‎2016 Jun 29 7:13 PM
Hi,
I am designing a new table and the keys in the table are a combination of 5 or 6 columns. Making a composite key of 5 or 6 columns does not seem to be a good idea. We would like to use a surrogate key as our primary key (either integer, guid, number range). The number of records in this table can go really big and we want to limit the size of the table. Also, it is performance centric. Integer seems to be the best option as guid occupies more space and using number range requires additional processing of creating the unique ids.

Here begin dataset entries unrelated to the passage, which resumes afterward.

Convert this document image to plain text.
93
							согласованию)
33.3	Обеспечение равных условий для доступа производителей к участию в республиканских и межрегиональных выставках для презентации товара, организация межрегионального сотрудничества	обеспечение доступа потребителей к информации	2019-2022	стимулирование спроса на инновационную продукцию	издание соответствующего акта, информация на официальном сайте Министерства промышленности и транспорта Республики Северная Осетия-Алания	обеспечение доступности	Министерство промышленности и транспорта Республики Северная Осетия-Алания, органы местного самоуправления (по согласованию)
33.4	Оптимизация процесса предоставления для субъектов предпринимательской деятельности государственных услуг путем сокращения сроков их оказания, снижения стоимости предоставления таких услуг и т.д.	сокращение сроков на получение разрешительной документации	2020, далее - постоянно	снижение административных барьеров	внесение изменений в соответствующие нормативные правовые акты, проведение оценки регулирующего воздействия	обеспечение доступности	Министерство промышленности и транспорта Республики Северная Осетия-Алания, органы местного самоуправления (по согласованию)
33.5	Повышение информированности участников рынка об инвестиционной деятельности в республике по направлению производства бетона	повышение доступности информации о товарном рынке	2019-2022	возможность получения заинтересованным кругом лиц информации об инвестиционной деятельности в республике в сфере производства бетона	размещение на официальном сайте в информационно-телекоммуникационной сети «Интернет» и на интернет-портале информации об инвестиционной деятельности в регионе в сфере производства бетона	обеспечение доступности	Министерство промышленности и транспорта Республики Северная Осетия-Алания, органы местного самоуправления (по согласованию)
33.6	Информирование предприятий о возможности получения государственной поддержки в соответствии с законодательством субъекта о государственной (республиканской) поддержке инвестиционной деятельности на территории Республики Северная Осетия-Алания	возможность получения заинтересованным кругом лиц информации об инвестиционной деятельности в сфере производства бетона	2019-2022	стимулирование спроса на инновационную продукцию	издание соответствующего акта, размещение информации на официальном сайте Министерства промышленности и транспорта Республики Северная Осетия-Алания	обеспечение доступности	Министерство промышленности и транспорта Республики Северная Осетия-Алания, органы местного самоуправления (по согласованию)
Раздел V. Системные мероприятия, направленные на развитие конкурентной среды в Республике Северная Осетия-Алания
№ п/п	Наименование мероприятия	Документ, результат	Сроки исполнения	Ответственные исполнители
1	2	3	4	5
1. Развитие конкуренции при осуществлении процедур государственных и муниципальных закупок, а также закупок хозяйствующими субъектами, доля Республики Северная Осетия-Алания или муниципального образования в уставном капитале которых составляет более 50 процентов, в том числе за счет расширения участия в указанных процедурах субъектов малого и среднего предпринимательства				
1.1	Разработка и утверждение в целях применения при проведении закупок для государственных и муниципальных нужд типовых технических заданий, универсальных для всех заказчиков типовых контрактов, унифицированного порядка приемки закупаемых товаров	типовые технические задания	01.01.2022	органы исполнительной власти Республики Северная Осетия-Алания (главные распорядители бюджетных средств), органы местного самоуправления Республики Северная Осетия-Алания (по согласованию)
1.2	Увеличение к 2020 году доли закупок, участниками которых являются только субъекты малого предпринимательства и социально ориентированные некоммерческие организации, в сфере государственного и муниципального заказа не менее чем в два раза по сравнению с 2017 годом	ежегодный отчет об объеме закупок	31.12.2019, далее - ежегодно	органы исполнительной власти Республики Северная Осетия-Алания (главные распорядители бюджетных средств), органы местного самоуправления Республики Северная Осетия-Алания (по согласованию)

Since in HANA, I dont see a sequence option (like in other DBs), so the unique id gets generated automatically when an insert happens, we have to mention the number (i.e. sequence key) in the INSERT statement. The best way, I could see is, to get the max(number) from the table append 1 to the key. The problem I see in this approach is that, if the program is run parallely, there is a danger of multiple people trying to insert with the same key.
What is the best approach? Kindly suggest.
‎2016 Jun 29 7:32 PM
SAP has designed Number ranges concept for this. You should be able to use this, even with parallel processing.
Thanks,
Juwin
‎2016 Jun 29 7:32 PM
SAP has designed Number ranges concept for this. You should be able to use this, even with parallel processing.
Thanks,
Juwin
‎2016 Jun 30 1:12 AM
I am very much aware of number ranges / guids and we use them extensively. The table is already existing with an integer key. I am trying to figure out how to uniquely generately the number in case of concurrent users.
I am exploring the option of making the column an IDENTITY column in HANA or utilizing the sequence.NEXTVAL function of HANA. I will post a different question for more clarity on this.
‎2016 Jun 30 2:04 AM
OK, if in case you don't succeed:
In order to use number ranges, you don't have to touch the existing table structure. You may find the last number from the table and set that as the current number for this number range and SAP will start generating new numbers from that one onwards.
Thanks
‎2016 Jun 30 6:22 AM
I concur. Number ranges are designed for use in exactly this kind of scenario. Simple, quick and easy. Why reinvent the wheel?